What is Cassandra good for

The Cassandra database has been getting quite a lot of publicity recently. I think this is a good thing in general, but it seems that some people are considering using it for unsuitable purposes.

Cassandra is a cluster database which uses multiple nodes to provide
  • Read-scaling
  • Write-scaling
  • High availability
Unless you need at least TWO of those things, you should probably not bother.

Good reasons to use Cassandra:
High availability

Cassandra tolerates the failure of some nodes and will continue to read data and take writes despite some nodes being offline or unreachable - the exact behaviour depends on its settings and what consistency level of read/write is requested.

Write scaling

Cassandra allows you to scale writes by just adding more nodes; writes are split between nodes, hence you can generally get better and better write performance by JUST adding more nodes (NB: it doesn't necessarily do load balancing, so you might not in all cases, but this is what it aspires to)

Less good reasons to use Cassandra
Read scaling
Cassandra gives you read-scaling in the same way as write-scaling. This is a good thing, but can also be achieved relatively easily* with a conventional database by adding more and more read-only slaves / replicas, or using a cache (if you tend to get a lot of similar requests). Many big MySQL users do both.

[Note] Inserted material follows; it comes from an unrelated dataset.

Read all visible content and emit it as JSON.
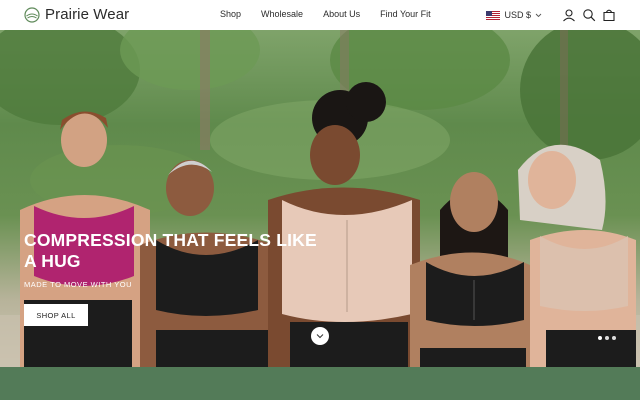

Also Cassandra does NOT create more than the configured number of replicas of any given piece of data, regardless of the amount of traffic on that part, so you could end up having a small number of servers hammered and the rest idle.

Bad reasons to use Cassandra

Schema flexibility

aka "I cannot figure out how to use ALTER TABLE", or at least make a flexible conventional schema ...

Some people have cited schema flexibility as a good reason to use Cassandra (same argument applies for Voldemort, Couchdb etc).

However, in practice this is NOT a benefit, because it comes at the cost of EVERYTHING ELSE YOU HAVE IN A TRADITIONAL DATABASE.

Let's see what Cassandra does NOT do:
  • Secondary indexes - I'd be really surprised if your app doesn't need any of those!
  • Sorting, grouping or other advanced queries
  • Filtering (mostly)
  • Synchronous behaviour of updates
  • Bulk updates (UPDATE 10,000 rows in one operation)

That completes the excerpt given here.